Lately the subject of the economy has been weighing heavily on my mind. It seems to me that the entire house of cards is tumbling down as a result of mortgage banking crisis.
T-Bills went negative last week. That is, investors were paying the U.S. Federal government to warehouse their money in T-bills for an allotted time. This is the logical equivalent of renting a safety deposit box in a bank to store you money in. Why would ultra-rich and ultra-savvy investors ever do such a thing? There is only one answer: It is a vote of no confidence in the banks. Rich men do not trust banks with deposits larger than $250,000 because such deposits are not ensured and they fear the banks may be going out of business. They view Federal T-Bills as guaranteed and secure. This is the only logical explanation.
The logical implications are dire, and they should make your blood run cold. The Implication is that the ultra-rich still expect more banks to fold, and large fortunes stored there-in to be lost. They must not know who is solvent and who is not. Ergo they trust no one. This also implies corollaries about our level of transparency and accountability in finance. This should also make your blood run cold.
Now we hear tell of a simple Ponzi scheme run by--the former head of NASDAQ, and a member of the SEC--Bernard Madoff. This scheme bagged such famous names as HSBC, RBS, and Groupo Santander. $50 more billion has been lost, charities have closed, personal fortunes have been destroyed, but worse still is the level of distrust this has created in the money market at a time when we can ill afford more distrust. Worse still is the fact that many of Bernard Madoff's big customers, like Groupo Santander, knew his transactions could not net the level of profitability he reported. They guestimated that he was engaged in another form of illegal insider trading called 'Front Running', and they fully accepted him on that basis because they believed they were making money.
The prime is at 1% and the Fed is ready to cut that rate in half. That doesn't give them much room left for cuts. Many astute observes have asked what the Fed will do if this latest half-point cut does not work. The answer is: Monetary Easing. This is the last tool left in the box. It is the nuclear option.
What is Monetary Easing? It means the Treasury is going to print a ton of money, and flood us up to our waists in dollar bills. In three years time this will produce double-digit inflation, but in the short run it might unfreeze the credit system. Underscore the word 'might'. This action will prove that Keynes was right: In the long run we are all dead.
The problem is that {lately} the value of the dollar has been crumbling. The dollar surged, strangely enough, in the month of September as the banking crisis broke out. The Dollar made a big move against the Euro, going from 1.54 to 1.25. It improved against 15 major world currencies, as well as commodities like Gold and Oil. Now, in the past week or so, the Dollar is pulling back. Already the Euro has recovered to nearly 1.37. After reaching $40 per barrel, oil has risen as high as $47 and currently sits at $44.68.
If the Fed and Treasury chose to pursue a policy of Monetary Easing, the Dollar will crumble.

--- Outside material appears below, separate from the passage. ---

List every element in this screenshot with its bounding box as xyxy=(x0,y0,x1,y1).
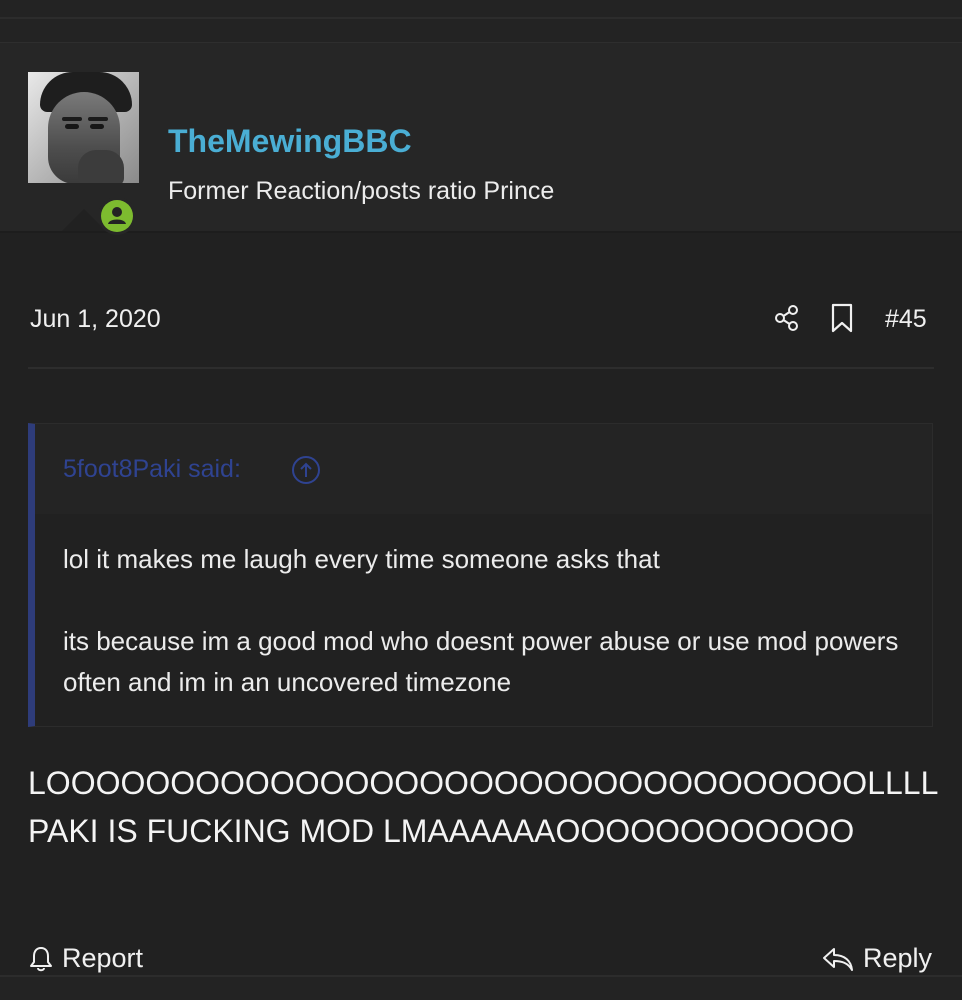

Which brings us to the biggest problem of all: What happens if our fiat money system collapses? As you know, our Dollar bill is backed by nothing more than the full faith and credit of the U.S. Federal government. Nothing more. How real is that? Real enough that investors would prefer to warehouse their dollars with the Fed rather than a bank. But how long with this condition persist?
This brings us to the biggest issue, and the subject of this post: Barak Obama has zero degrees of freedom in his upcoming presidency. As I have written before, HSBC predicts the current recession will last 5 years until September of 2013. This is provided the world doesn't end in 2012 as the Mayan calendar predicts.
If we have four lousy years of recession between 2008 and 2012, Barak will get fired. The people are irrational. They believe the president is the commander & chief of the economy. This is absolute bullshit, of course, but the people believe it. When the economy turns bad, they fire the president. Just ask George Bush I. He 93% approval rating at the end of Gulf-War I. He got fired a year or so later when it became clear we were in an Oil-Shock recession. This is the fickleness of the American People, of whom I am one.
If Barak wants to get re-elected, he has to find a way to restore growth, and make it clearly visible before 2012. Otherwise, he will be a one termer. When you are in this sort of a mess, how do you get out of it in 4 short years? The answer is that you do the very best and most complex linear programming you can and you pick every last optimal solution point. You try to bull’s-eye each one of those optimal solutions with pinpoint policies. In this scenario, you cannot afford to custom tailor a bill for even your best supporters. You must pick the optimal choice and not vary from it.
The logical implication is that those on the Left expecting highly-favorable and high-priced legislation are doomed to be disappointed by Barak Obama.